Nuestra emancipación política del imperio español se debió a una conjunción de factores internos y externos, entre ellos la invasión napoleónica a la península ibérica (1808), el alzamiento popular en México encabezado por Hidalgo y Morelos (1810), las Cortes de Cadiz y la Constitución liberal de 1812, el Plan de Iguala y la independencia de México y Sudamérica (1821).
Dos aspectos caracterizaron la ruptura del pacto colonial con Madrid: no estuvo precedida de guerras independentistas ni tampoco de enfrentamientos sociales-raciales entre indígenas, negros y mestizos, de una parte y blancos peninsulares y criollos de otra.
Así, cuando la élite burocrática y eclesiástica guatemalteca se reunió para debatir si se proclamaba la independencia o, por el contrario, la Capitanía General se mantenía fiel a la Corona, prevaleció la primera opción por veintitrés votos a favor y siete en contra.

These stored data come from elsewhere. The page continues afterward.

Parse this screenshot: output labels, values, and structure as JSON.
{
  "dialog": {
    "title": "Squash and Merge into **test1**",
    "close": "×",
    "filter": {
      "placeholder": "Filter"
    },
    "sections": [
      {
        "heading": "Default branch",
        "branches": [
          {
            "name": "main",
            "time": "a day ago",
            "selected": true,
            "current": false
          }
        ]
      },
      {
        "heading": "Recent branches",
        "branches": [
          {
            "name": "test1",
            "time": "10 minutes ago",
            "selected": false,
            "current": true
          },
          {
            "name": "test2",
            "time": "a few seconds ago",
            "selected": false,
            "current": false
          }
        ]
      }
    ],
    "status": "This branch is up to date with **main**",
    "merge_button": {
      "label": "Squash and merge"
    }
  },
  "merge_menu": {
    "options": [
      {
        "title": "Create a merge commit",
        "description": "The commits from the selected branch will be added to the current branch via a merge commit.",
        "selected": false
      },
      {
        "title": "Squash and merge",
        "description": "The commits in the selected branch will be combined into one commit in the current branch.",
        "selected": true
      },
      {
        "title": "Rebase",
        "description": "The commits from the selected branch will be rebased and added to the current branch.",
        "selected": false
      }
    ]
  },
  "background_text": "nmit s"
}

Seguidamente se procedió a redactar el acta de los puntos tratados en tan decisiva reunión.
Este documento fundamental, redactado por José Cecilio del Valle, enfatizaba la continuidad antes que el cambio, lo que recoge el numeral 1o: “para prevenir las consecuencias que serían terribles en el caso de que la proclamase de hecho el mismo pueblo”, en tanto que el 7o señalaba “que entre tanto, no habiendo novedad en las autoridades establecidas, sigan estas ejerciendo sus atribuciones respectivas”.

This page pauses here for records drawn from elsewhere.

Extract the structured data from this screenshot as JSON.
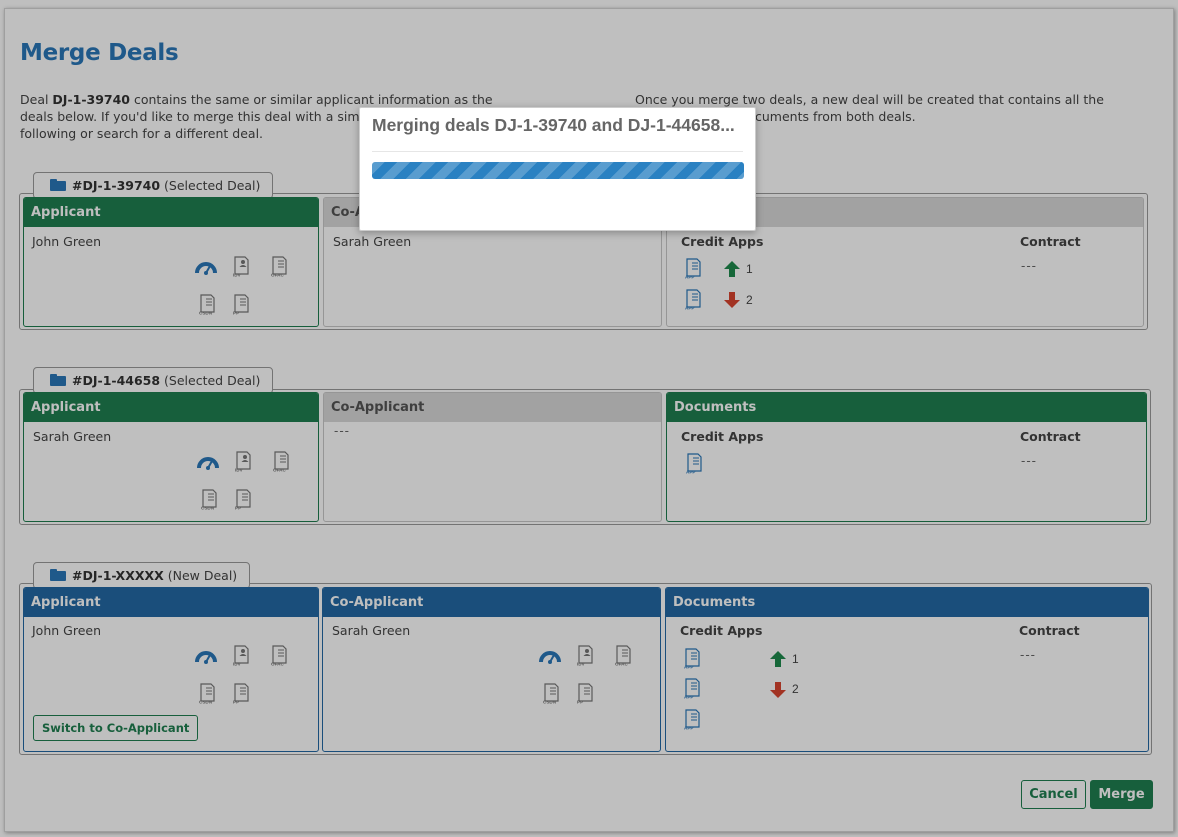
{
  "page": {
    "title": "Merge Deals",
    "intro_left_parts": [
      "Deal ",
      "DJ-1-39740",
      " contains the same or similar applicant information as the deals below. If you'd like to merge this deal with a similar deal, p",
      "following or search for a different deal."
    ],
    "intro_right_parts": [
      "Once you merge two deals, a new deal will be created that contains all the",
      "cuments from both deals."
    ]
  },
  "deals": [
    {
      "id": "#DJ-1-39740",
      "tag": "(Selected Deal)",
      "applicant": {
        "header": "Applicant",
        "name": "John Green",
        "icons": [
          "gauge-icon",
          "idv-doc-icon",
          "ofac-doc-icon",
          "csdn-doc-icon",
          "pp-doc-icon"
        ]
      },
      "coapplicant": {
        "header": "Co-A",
        "name": "Sarah Green"
      },
      "documents": {
        "header": "",
        "credit_apps_label": "Credit Apps",
        "contract_label": "Contract",
        "contract_value": "---",
        "apps": [
          {
            "dir": "up",
            "label": "1"
          },
          {
            "dir": "down",
            "label": "2"
          }
        ]
      }
    },
    {
      "id": "#DJ-1-44658",
      "tag": "(Selected Deal)",
      "applicant": {
        "header": "Applicant",
        "name": "Sarah Green",
        "icons": [
          "gauge-icon",
          "idv-doc-icon",
          "ofac-doc-icon",
          "csdn-doc-icon",
          "pp-doc-icon"
        ]
      },
      "coapplicant": {
        "header": "Co-Applicant",
        "name": "---"
      },
      "documents": {
        "header": "Documents",
        "credit_apps_label": "Credit Apps",
        "contract_label": "Contract",
        "contract_value": "---"
      }
    },
    {
      "id": "#DJ-1-XXXXX",
      "tag": "(New Deal)",
      "applicant": {
        "header": "Applicant",
        "name": "John Green",
        "switch_label": "Switch to Co-Applicant"
      },
      "coapplicant": {
        "header": "Co-Applicant",
        "name": "Sarah Green"
      },
      "documents": {
        "header": "Documents",
        "credit_apps_label": "Credit Apps",
        "contract_label": "Contract",
        "contract_value": "---",
        "apps": [
          {
            "dir": "up",
            "label": "1"
          },
          {
            "dir": "down",
            "label": "2"
          }
        ]
      }
    }
  ],
  "doc_icon_labels": {
    "idv": "IDV",
    "ofac": "OFAC",
    "csdn": "CSDN",
    "pp": "PP",
    "app": "APP"
  },
  "footer": {
    "cancel_label": "Cancel",
    "merge_label": "Merge"
  },
  "modal": {
    "title": "Merging deals DJ-1-39740 and DJ-1-44658...",
    "progress": 1.0
  },
  "colors": {
    "title_blue": "#2a77b9",
    "green": "#1f7f50",
    "blue_header": "#2369a4",
    "arrow_up": "#1e8a4c",
    "arrow_down": "#d9452f",
    "progress": "#2a81c2"
  }
}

Un congreso con delegados de las distintas provincias debería ratificar o rechazar lo acordado en Guatemala, mismo que fue impedido al ser anexados al efímero imperio mexicano de Iturbide en 1822. No debe olvidarse que también un 15 de septiembre, de 1842, el mártir de la unidad ístmica, Francisco Morazán, era ejecutado en San José, Costa Rica, sin concederle el derecho a la defensa. Su asesinato sellaba la fragmentación de la República Federal de Centroamérica en cinco parcelas, pobres y débiles, enfrentadas entre sí en luchas fratricidas.